Mi ha molto colpito nella vigilia in Duomo, la vigilia del
Primo Maggio, la riflessione dell'Arcivescovo sul riposo
festivo e sulla sua portata rivoluzionaria. Parecchi di
noi sono rimasti sorpresi e affascinati dalle sue parole.
"Ci colpisce" - ci diceva - "che, nel modo
con cui viene espresso nel decalogo, il precetto del sabato
non preveda nessun tipo di santificazione culturale o rituale
per questo giorno. Piuttosto si insiste sull'aspetto sociale
del comandamento, cioè il riposo per tutti, compresi
gli schiavi, compresi persino gli animali, in modo che gli
uomini non siano per motivo alcuno distratti dal loro riposo.
Tutti questo era sommamente rivoluzionario per la società
antica (
).
Il precetto del sabato ristabilisce per tutti quelle libertà
che l'organizzazione della società e del lavoro in
senso puramente produttivistico tende a sopprimere.
Il riposo del sabato è un simbolo di opposizione
alla schiavitù della produzione e del profitto, soprattutto
da coloro che nella società hanno il potere e l'interesse.

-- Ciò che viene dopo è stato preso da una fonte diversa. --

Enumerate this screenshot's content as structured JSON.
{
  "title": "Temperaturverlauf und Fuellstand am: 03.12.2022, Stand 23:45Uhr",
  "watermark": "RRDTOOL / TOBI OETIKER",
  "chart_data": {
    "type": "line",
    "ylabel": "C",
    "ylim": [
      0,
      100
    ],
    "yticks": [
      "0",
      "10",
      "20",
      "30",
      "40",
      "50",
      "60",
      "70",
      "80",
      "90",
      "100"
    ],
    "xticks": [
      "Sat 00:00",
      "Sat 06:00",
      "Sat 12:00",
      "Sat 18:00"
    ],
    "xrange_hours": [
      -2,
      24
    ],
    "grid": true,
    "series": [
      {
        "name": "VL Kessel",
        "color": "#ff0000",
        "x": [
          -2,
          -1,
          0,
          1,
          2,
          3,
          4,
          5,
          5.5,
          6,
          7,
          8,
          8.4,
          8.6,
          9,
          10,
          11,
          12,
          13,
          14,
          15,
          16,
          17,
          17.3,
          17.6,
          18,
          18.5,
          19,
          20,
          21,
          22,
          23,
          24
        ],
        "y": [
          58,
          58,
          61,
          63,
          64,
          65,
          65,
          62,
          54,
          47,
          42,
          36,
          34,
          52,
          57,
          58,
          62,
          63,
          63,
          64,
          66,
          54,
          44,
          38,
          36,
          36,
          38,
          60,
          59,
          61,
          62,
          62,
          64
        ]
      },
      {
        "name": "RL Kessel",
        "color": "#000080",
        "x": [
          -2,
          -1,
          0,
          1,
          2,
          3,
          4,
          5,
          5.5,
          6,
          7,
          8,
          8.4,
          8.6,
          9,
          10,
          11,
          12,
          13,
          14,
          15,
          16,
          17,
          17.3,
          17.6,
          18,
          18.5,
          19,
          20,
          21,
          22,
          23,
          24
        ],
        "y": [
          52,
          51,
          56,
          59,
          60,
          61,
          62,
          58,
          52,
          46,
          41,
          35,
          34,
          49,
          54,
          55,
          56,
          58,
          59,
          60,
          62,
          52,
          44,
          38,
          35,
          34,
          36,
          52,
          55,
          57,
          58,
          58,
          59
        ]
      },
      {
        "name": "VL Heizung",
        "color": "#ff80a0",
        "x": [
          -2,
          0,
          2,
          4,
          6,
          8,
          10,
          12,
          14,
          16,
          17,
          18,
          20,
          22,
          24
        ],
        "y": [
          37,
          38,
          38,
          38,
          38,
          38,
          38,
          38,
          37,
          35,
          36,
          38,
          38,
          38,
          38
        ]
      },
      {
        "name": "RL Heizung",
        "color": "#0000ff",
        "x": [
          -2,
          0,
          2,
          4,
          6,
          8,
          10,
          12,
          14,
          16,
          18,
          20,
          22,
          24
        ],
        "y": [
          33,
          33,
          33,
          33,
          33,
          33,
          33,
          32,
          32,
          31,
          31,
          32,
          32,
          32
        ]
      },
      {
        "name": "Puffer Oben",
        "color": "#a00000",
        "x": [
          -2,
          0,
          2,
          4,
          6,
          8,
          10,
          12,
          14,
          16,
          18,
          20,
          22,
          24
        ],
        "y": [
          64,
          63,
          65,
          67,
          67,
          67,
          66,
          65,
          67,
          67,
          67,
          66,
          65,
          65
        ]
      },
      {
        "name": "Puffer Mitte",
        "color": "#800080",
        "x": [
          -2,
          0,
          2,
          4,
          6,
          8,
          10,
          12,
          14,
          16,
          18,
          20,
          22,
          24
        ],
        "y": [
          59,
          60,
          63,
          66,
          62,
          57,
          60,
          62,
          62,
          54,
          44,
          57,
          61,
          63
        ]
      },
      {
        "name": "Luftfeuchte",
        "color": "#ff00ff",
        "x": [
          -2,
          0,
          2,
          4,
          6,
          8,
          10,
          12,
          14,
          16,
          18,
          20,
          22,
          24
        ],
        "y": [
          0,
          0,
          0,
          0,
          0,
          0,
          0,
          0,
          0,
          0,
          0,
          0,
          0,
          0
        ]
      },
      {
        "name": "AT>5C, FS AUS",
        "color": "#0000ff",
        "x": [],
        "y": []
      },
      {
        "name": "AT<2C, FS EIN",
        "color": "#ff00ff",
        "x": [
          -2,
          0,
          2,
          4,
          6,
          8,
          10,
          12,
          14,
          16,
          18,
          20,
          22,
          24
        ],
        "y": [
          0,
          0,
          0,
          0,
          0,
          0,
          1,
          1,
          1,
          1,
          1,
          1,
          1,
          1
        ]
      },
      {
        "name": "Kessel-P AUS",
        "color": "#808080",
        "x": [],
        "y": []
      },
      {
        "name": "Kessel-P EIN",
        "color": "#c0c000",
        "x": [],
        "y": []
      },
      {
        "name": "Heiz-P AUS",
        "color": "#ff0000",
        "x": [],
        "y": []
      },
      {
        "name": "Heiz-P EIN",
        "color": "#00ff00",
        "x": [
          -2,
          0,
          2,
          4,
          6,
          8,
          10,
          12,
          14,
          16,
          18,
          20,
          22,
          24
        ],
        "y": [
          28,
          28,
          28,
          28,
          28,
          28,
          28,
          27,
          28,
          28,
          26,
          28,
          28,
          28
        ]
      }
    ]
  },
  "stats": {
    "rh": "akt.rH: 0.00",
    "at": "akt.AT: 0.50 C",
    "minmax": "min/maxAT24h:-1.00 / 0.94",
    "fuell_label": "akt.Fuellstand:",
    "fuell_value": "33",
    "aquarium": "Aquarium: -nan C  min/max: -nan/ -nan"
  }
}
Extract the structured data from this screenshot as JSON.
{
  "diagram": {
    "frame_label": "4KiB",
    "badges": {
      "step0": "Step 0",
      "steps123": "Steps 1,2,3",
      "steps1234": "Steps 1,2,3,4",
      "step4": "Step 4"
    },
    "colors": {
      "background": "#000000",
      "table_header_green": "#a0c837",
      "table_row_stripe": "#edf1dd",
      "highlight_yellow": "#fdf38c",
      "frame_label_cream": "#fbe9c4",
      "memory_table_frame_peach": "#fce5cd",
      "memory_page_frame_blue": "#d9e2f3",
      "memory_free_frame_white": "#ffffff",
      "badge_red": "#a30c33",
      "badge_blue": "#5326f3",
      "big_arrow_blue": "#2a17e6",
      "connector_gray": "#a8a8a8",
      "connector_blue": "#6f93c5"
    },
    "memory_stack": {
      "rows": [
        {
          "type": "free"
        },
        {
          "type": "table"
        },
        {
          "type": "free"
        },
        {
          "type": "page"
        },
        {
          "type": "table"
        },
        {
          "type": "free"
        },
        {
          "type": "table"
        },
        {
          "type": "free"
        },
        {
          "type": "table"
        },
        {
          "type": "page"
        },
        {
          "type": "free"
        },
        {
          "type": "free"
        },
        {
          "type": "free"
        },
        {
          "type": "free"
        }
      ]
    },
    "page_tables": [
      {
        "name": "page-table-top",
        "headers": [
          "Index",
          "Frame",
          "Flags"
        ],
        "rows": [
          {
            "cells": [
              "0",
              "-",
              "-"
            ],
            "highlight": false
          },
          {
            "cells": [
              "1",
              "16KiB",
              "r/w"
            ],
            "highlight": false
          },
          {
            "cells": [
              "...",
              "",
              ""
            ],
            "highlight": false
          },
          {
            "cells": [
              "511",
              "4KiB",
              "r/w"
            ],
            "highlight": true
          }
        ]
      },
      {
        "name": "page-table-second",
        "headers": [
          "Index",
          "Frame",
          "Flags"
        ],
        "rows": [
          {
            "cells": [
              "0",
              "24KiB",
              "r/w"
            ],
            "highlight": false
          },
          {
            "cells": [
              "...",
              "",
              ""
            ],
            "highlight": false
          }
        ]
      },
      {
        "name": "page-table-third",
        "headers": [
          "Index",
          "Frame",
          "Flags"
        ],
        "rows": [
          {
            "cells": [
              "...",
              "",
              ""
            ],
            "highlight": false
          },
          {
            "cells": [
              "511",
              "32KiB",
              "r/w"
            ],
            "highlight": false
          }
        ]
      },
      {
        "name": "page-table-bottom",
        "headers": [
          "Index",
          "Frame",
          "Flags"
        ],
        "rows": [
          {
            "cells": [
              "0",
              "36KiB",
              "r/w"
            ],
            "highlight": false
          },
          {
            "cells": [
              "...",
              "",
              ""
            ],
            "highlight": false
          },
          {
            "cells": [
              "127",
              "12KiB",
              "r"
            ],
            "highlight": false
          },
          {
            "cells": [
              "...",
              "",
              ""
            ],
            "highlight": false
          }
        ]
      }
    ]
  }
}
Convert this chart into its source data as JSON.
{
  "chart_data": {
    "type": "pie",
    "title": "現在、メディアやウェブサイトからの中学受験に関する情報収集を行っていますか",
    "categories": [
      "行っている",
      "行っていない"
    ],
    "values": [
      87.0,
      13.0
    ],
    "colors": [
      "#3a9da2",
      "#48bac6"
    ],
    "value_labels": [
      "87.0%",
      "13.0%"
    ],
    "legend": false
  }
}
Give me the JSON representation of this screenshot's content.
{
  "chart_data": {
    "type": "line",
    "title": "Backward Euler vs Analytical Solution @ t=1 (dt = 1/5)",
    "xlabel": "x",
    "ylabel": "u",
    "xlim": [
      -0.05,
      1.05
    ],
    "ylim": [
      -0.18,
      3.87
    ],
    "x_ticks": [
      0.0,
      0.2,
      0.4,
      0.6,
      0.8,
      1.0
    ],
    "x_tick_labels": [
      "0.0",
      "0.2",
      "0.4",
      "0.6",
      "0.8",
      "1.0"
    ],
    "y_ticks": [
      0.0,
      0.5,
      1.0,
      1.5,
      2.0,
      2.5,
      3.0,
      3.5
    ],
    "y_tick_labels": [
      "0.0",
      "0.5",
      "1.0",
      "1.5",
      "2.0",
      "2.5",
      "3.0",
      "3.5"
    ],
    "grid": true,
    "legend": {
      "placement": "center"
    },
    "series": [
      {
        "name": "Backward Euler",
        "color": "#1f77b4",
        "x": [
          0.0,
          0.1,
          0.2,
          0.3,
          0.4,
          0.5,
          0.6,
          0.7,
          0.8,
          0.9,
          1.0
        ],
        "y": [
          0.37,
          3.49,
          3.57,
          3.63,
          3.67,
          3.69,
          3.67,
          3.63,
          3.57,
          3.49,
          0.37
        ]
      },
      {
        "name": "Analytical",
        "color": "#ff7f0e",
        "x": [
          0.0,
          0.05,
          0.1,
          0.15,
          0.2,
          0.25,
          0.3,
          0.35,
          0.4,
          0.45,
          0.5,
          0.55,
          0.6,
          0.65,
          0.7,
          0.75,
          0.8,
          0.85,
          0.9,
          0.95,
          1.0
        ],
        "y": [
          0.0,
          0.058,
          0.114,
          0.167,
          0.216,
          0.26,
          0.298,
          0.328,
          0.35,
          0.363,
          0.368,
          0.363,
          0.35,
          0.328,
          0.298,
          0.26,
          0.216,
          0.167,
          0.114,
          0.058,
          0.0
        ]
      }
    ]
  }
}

Di fronte a tale schiavitù, esso appare come un messaggio
di protesta: ricorda settimanalmente, fin dall'antichità,
la liberazione che Dio ha operato per il suo popolo, per
farne un popolo di donne e di uomini liberi, non più
soggetti neppure alla schiavitù del bisogno e chiamati
a costruire una società nuova e giusta, che nasce
come dono di Dio, là dove l'uomo non si preoccupa
soltanto di sé, ma si apre a Dio nella celebrazione
della festa.
In questo giorno l'uomo biblico ha scoperto il senso della
vita e anche del suo lavoro come tendenti a qualcosa di
più, che non fosse solo la produzione di beni di
consumo.
In quel tipo di società il "riposo" non
era concepito semplicemente come tempo libero per produrre
di più o per lavorare meglio, per accumulare più
beni o denaro, il settimo giorno poneva l'uomo a contatto
con la benedizione che veniva da Dio e con la benedizione
che egli dà alla terra quando essa viene rispettata
nei suoi ritmi e nelle sue finalità.
Possiamo dire che, benedicendo il sabato, Dio ha immesso
nel tempo della creazione la capacità di produrre
sempre nuovi "settimi giorni", nei quali godere
i doni del Signore e lodare lui in sé e nelle opere
delle sue mani".
L'ICONA DI MARIA
Viene
spontanea una domanda, e la rivolgo a me per il primo: noi
uomini e donne dei tempi nuovi, che siamo diventati capaci
di produrre anche ciò che fino a ieri l'altro ci
sembrava inimmaginabile, saremo capaci di produrre nuovi
"settimi giorni"?
Saremo noi capaci di produrre giorni di riposo, ore di riposo,
momenti di riposo? Di un riposo che non è inerzia,
ma è "riposare" nella relazione, è
ricordare, è leggere in profondità la vita,
è ricomporre i frammenti nel mosaico, è godere:
sì, dare tempo al godere.
Che senso avrebbe la nostra vita se null'altro fosse se
non infilare uno dopo l'altro, senza memorie, incontri,
esperienze, avvenimenti? Che senso avrebbe se non ci rimanesse
nemmeno il tempo di fissarli nel cuore e di goderne?
E che cosa allora potremmo spartire con gli altri se non
la banalità di ciò che non tocca il cuore?
E' finito da poco il mese di maggio e ancora non si è
spenta nel cuore l'icona della Vergine, terra dolce e silenziosa
in cui trova custodia e riposo ogni cosa.
Di lei è scritto - e più di una volta -: "serbava
tutte queste cose nel suo cuore" (Lc. 2,51).